# Cosmos-Predict2.5 on DROID

Minimal example running Cosmos-Predict2.5 on a sample from the DROID dataset (used for later finetuning).

## Model note

- **2B distilled**: Text2World only (text-to-video). No image/video conditioning. Use for fast text-only generation.
- **2B post-trained**: Full base model — Text2World, Image2World, Video2World. Use for image/video conditioning (e.g. DROID clips).

This example uses **2B/post-trained** with **Video2World** so we condition on a DROID video clip.

## Setup (one-time)

1. **Conda env and install** (from repo root):

   ```bash
   conda activate cosmos-predict
   export UV_CACHE_DIR=/data/cameron/vidgen/.cache/uv
   export HF_HOME=/data/cameron/vidgen/.cache/huggingface
   uv sync --extra=cu128 --active --inexact
   ```

   If you hit disk quota in home, ensure `UV_CACHE_DIR` and `HF_HOME` point to a directory on a volume with space (e.g. under `/data/cameron/vidgen`).

2. **Hugging Face** (for checkpoint download):

   - Install CLI: `uv tool install -U "huggingface_hub[cli]"`
   - Login: `hf auth login`
   - Accept [NVIDIA Open Model License](https://huggingface.co/nvidia/Cosmos-Guardrail1) and ensure you have access to the Cosmos-Predict2.5 checkpoints.
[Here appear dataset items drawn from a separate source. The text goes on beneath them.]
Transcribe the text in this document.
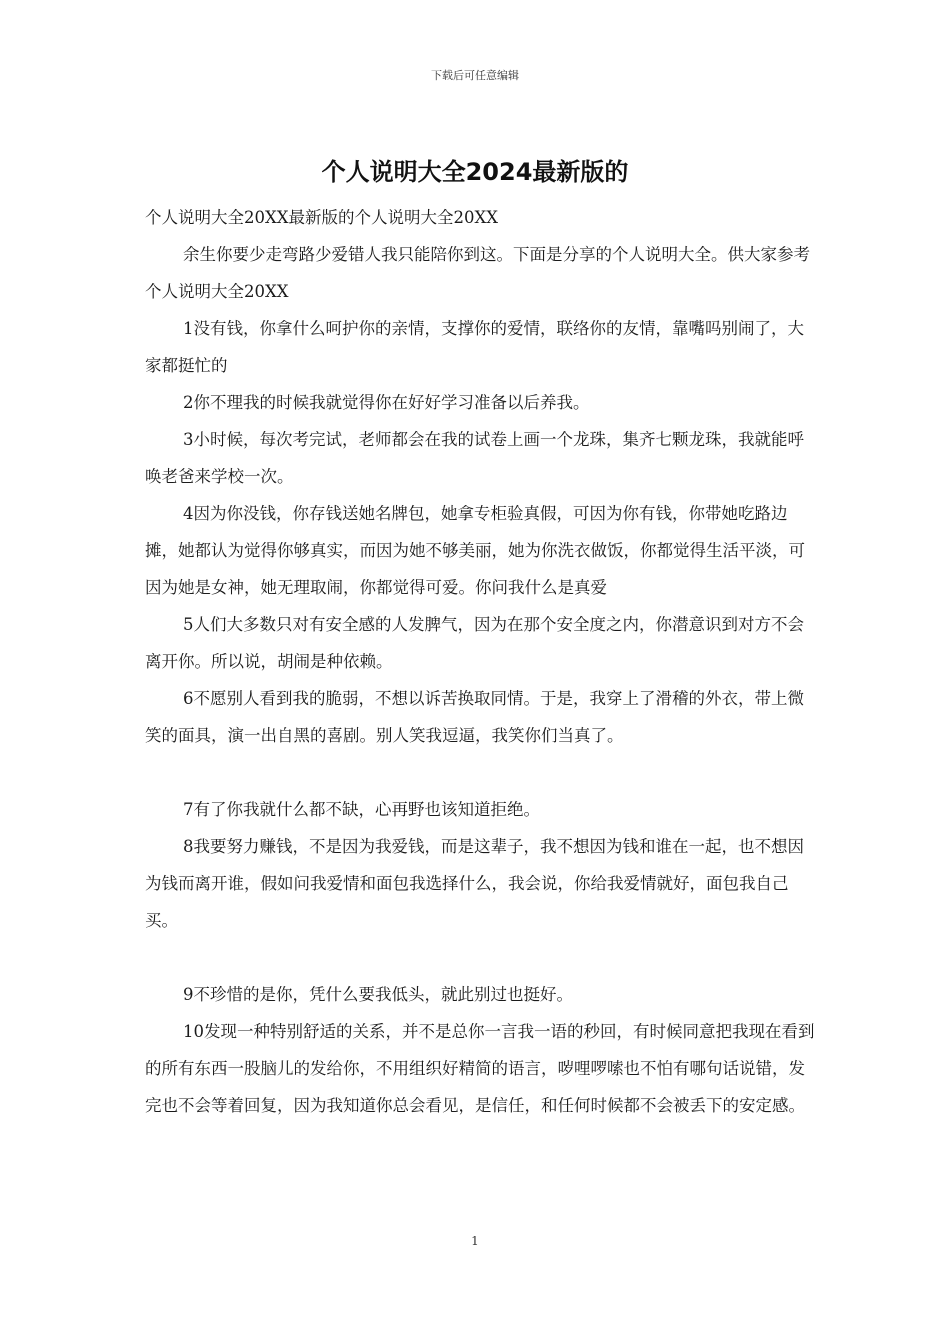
下载后可任意编辑
个人说明大全2024最新版的

个人说明大全20XX最新版的个人说明大全20XX

余生你要少走弯路少爱错人我只能陪你到这。下面是分享的个人说明大全。供大家参考个人说明大全20XX

1没有钱，你拿什么呵护你的亲情，支撑你的爱情，联络你的友情，靠嘴吗别闹了，大家都挺忙的

2你不理我的时候我就觉得你在好好学习准备以后养我。

3小时候，每次考完试，老师都会在我的试卷上画一个龙珠，集齐七颗龙珠，我就能呼唤老爸来学校一次。

4因为你没钱，你存钱送她名牌包，她拿专柜验真假，可因为你有钱，你带她吃路边摊，她都认为觉得你够真实，而因为她不够美丽，她为你洗衣做饭，你都觉得生活平淡，可因为她是女神，她无理取闹，你都觉得可爱。你问我什么是真爱

5人们大多数只对有安全感的人发脾气，因为在那个安全度之内，你潜意识到对方不会离开你。所以说，胡闹是种依赖。

6不愿别人看到我的脆弱，不想以诉苦换取同情。于是，我穿上了滑稽的外衣，带上微笑的面具，演一出自黑的喜剧。别人笑我逗逼，我笑你们当真了。

7有了你我就什么都不缺，心再野也该知道拒绝。

8我要努力赚钱，不是因为我爱钱，而是这辈子，我不想因为钱和谁在一起，也不想因为钱而离开谁，假如问我爱情和面包我选择什么，我会说，你给我爱情就好，面包我自己买。

9不珍惜的是你，凭什么要我低头，就此别过也挺好。

10发现一种特别舒适的关系，并不是总你一言我一语的秒回，有时候同意把我现在看到的所有东西一股脑儿的发给你，不用组织好精简的语言，哕哩啰嗦也不怕有哪句话说错，发完也不会等着回复，因为我知道你总会看见，是信任，和任何时候都不会被丢下的安定感。

1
## Run minimal example on DROID

From repo root with `cosmos-predict` conda env active:

```bash
./run_droid_example.sh
```

Or manually:

```bash
python examples/inference.py \
  -i assets/droid/droid_sample.json \
  -o outputs/droid_video2world \
  --model=2B/post-trained \
  --inference-type=video2world
```

Outputs go to `outputs/droid_video2world/`. The input clip is one DROID MP4 from `/data/weiduoyuan/droid_raw/1.0.1/...`.

To use another DROID clip, edit `assets/droid/droid_sample.json`: set `input_path` to the MP4 path and adjust `prompt` as needed.

## Optional: 2B distilled (Text2World only)

To download and run the 2B distilled checkpoint (text-to-video only):

```bash
python examples/inference.py \
  -i assets/base/robot_pouring.jsonl \
  -o outputs/distilled_text2world \
  --model=2B/distilled \
  --inference-type=text2world
```

(Use a JSON/JSONL that has only `prompt` or `prompt_path`, no `input_path`.)